TOKYO/SEOUL (Reuters) -- North Korea fired what was believed to be a ballistic missile on Tuesday, South Korea's military and the Japanese coast guard said, the second apparent missile launch in less than a week after the reclusive state's leader urged more military advances.
The suspected ballistic missile launch was detected around 7:27 a.m. (2227 GMT) from an inland area of North Korea toward the ocean off its east coast, South Korea's Joint Chiefs of Staff (JCS) said in a statement.
The projectile appeared to have landed outside of Japan's exclusive economic zone (EEZ), the Kyodo news agency reported, citing government sources in Tokyo.
"That North Korea continues to launch missiles is extremely regrettable," Japanese Prime Minister Fumio Kishida told reporters, noting the United Nations had just finished holding discussions on how to respond to last week's launch of what North Korea claimed was a "hypersonic missile."
The launches by nuclear-armed North Korea underscored leader Kim Jong Un's New Year's vow to bolster the military to counter an unstable international situation amid stalled talks with South Korea and the United States.
"The (South Korean) military is maintaining a readiness posture while closely monitoring related trends under close cooperation between (South Korea) and the U.S. in preparation for additional launches," the JCS statement said.
South Korean and U.S. intelligence agencies are conducting detailed analysis for additional information, it added.
Among other goals, North Korea is attempting to use repeated tests to normalise its missile capabilities, portraying itself as a country engaged in incremental improvements for self-defense, said Leif-Eric Easley, a professor of international studies at Seoul's Ewha University.
"At the same time, Pyongyang is challenging international sanctions, testing what it can get away with while the United Nations Security Council remains divided," he said.
Tuesday's apparent launch came a day after the United States mission to the United Nations, joined by France, Ireland, Japan, the United Kingdom and Albania, issued a joint statement condemning last week's test.
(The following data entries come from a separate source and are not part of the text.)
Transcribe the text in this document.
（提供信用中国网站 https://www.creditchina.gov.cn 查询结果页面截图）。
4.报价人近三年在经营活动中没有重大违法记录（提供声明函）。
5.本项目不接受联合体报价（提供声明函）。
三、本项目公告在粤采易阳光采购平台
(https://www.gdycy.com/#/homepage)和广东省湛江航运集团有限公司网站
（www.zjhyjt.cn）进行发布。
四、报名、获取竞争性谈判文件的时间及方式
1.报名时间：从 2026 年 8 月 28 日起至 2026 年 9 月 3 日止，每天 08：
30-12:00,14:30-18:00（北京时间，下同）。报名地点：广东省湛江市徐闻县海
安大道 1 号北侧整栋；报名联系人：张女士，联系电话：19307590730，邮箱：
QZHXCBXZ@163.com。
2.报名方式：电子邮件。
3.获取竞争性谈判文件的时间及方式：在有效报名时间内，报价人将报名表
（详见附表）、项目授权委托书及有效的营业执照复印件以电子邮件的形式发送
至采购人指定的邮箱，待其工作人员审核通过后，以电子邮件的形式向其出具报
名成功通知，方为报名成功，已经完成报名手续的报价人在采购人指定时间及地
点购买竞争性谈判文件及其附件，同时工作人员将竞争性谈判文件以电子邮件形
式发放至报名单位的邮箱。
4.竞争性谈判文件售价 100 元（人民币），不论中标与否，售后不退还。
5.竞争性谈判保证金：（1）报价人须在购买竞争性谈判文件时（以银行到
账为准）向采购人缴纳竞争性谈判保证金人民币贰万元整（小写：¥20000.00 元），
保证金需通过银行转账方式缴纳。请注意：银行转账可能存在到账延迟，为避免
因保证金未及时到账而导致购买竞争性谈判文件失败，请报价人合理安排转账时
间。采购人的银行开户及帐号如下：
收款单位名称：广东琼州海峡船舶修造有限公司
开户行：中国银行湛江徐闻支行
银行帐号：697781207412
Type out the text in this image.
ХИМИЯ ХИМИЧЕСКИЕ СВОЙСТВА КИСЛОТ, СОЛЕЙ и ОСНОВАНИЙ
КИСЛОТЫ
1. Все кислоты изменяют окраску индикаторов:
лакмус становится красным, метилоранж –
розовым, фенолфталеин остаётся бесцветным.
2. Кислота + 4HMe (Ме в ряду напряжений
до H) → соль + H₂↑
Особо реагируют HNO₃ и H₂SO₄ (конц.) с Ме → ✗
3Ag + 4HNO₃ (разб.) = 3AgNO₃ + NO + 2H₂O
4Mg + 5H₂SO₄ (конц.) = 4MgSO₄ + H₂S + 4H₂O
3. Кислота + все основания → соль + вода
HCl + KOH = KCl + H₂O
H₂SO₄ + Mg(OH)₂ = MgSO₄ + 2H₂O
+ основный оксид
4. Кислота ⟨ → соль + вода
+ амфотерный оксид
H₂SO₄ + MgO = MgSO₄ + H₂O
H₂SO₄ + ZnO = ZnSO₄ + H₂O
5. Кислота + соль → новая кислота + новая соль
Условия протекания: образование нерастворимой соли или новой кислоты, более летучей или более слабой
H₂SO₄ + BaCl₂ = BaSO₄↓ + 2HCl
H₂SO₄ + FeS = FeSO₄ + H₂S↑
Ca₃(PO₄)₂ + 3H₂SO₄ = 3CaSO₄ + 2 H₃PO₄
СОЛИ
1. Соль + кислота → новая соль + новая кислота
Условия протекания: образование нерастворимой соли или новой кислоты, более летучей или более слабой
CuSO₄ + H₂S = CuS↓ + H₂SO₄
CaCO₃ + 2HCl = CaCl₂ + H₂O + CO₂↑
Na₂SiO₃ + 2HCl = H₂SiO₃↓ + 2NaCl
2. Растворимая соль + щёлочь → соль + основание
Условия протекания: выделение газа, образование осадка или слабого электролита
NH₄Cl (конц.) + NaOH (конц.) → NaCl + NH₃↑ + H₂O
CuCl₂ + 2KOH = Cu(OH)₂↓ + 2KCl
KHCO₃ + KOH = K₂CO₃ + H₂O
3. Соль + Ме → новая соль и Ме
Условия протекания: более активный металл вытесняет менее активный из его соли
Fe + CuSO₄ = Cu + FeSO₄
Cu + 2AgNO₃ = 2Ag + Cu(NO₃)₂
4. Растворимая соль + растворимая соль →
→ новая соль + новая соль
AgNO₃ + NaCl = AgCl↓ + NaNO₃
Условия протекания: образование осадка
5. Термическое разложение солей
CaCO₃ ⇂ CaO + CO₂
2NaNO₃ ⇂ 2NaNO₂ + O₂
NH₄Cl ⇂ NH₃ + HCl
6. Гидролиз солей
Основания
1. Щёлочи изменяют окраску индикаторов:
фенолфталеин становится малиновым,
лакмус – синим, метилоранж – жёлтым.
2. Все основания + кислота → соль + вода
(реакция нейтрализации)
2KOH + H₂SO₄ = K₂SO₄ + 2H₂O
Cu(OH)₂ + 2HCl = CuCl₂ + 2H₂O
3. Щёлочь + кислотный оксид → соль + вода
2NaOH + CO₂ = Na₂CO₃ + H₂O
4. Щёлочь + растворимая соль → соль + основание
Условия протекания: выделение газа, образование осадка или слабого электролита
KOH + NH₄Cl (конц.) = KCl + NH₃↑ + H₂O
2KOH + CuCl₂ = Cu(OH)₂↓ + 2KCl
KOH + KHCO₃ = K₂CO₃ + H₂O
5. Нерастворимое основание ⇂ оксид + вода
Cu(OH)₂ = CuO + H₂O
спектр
"These actions increase the risk of miscalculation and escalation and pose a significant threat to regional stability," U.S. Ambassador Linda Thomas-Greenfield said in the statement on Monday. Such tests not only improve the North's capabilities, but expands what it can offer illicit arms clients and dealers around the world, she added.
"(North Korea) makes these military investments at the expense of the well-being of the North Korean people," she said.
U.N. Security Council resolutions ban all ballistic missile and nuclear tests by North Korea, and have imposed sanctions over the programmes.
However, China and Russia are pushing the U.N. Security Council to ease sanctions on North Korea by removing a ban on Pyongyang's exports of statues, seafood and textiles, and lifting a refined petroleum imports cap.
Thomas-Greenfield reiterated calls for countries around the world to enforce sanctions, and for North Korea to return to talks and abandon its missiles and nuclear weapons.
"Our goal remains the complete, verifiable, and irreversible denuclearisation of the Korean Peninsula," she said.
The U.S. State Department did not immediately respond to a request for comment on Tuesday's launch.
North Korea has said it is open to talk, but only if the United States and others drop "hostile policies" such as sanctions and military drills.
Few observers expect Kim to ever fully surrender his nuclear arsenal and North Korea argues its missile tests and other military activities are for self-defence.
Last week, South Korean military officials cast doubts on the capabilities of the "hypersonic missile" North Korea claimed to have test fired on Wednesday, saying it appeared to represent limited progress over Pyongyang's existing ballistic missiles.